Ce que les jeunes en retiennent? Première chose citée: la capote puis vient ensuite le petit livre. Dans 30% des cas, les jeunes l’ont lu ou parcouru en moyenne deux semaines après l’avoir reçu. Martin Wauthy commente: ‘Nous sommes extrêmement satisfaits dans la mesure où l’objectif de l’opération était de laisser de l’info, de la rendre disponible et de casser les idées reçues.’
Casser les idées reçues et peut-être changer les comportements d’un public qui, plus que les autres, prend des risques: ‘Pour moi, ce qu’on appelle la culture du risque est vraiment le problème fondamental. La société nous dit qu’il faut devenir quelqu’un, gagner sa vie – ça veut dire que si on ne la gagne pas, on l’a perdue…-, les termes sont d’une cruauté abominable.
Dans le parcours d’une vie, entre 18 et 30 ans, il y a une concentration d’étapes très complexes à franchir. C’est affolant ce qu’il faut arriver à faire pour être considéré socialement. Tant que ces étapes ne sont pas franchies, la société dit: ‘Tu n’existes pas encore’. Le prolongement de cette réflexion est que si je n’existe pas c’est que je suis mort. Les jeunes vont donc flirter avec la mort, prendre des risques en espérant que la mort ne sera pas là. Personne n’échappe à ça mais il y a des degrés divers.’
Alors, le Safe Kit, c’est rebelote pour l’année prochaine? ‘Que le Safe Kit ait plu est une chose mais si on se rend compte, lors de l’évaluation finale, que le public n’a rien retenu du contenu des livres, je pense qu’on ne le refera pas. Cette action a coûté plus de 250.000 €. Ce n’est pas négligeable.’

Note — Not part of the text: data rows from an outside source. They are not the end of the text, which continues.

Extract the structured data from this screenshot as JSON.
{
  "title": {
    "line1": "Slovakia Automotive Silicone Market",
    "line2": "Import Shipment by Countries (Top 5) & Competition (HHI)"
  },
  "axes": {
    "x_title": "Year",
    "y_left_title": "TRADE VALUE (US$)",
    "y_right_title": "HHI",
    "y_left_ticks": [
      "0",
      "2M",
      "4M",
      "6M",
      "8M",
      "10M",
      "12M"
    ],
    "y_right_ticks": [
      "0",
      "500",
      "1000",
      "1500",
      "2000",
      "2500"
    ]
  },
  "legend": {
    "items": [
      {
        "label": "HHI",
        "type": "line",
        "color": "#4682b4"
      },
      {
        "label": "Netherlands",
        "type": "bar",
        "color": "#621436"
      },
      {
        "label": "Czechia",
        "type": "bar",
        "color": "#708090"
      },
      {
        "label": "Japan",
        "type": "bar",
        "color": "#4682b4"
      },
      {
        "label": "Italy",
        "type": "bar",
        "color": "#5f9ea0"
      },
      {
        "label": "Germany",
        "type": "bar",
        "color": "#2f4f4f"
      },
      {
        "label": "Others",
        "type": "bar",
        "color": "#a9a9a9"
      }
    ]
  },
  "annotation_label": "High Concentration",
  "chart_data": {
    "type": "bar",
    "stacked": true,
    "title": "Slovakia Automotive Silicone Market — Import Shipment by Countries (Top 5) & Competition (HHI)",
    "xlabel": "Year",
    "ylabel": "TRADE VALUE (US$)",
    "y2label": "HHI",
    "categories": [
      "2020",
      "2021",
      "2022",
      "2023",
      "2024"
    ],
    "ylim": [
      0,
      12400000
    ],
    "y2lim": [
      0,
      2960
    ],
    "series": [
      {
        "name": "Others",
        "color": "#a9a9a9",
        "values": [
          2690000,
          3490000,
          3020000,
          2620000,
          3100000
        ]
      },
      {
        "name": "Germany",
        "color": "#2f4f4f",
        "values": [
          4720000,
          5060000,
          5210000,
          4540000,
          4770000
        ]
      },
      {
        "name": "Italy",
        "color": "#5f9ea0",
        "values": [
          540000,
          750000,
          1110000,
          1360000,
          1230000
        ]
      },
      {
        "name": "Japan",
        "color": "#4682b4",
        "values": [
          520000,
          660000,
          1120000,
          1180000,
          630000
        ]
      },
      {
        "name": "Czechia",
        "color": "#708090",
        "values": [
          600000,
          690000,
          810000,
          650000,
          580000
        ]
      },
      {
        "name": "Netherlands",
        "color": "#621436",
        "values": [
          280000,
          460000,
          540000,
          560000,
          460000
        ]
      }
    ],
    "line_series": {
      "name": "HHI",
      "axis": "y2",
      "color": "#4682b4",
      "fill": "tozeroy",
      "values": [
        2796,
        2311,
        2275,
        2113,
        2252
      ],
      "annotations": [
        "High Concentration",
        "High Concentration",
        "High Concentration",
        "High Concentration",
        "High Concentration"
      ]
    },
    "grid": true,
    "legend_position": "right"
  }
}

Et quand on demande au conseiller s’il se rend compte que la boîte est parfaite pour garder son cannabis: ‘Nous savons que la plupart des jeunes ont gardé la boîte et qu’aujourd’hui, elle est remplie de leurs préservatifs, de tabac, de cannabis… Peu importe. Mon point de vue sur le cannabis est le même que sur l’alcool, il faut faire très attention… Cette boîte a été conçue plus courte qu’une cigarette parce qu’on ne voulait quand même pas que ça devienne une boîte à cigarettes!’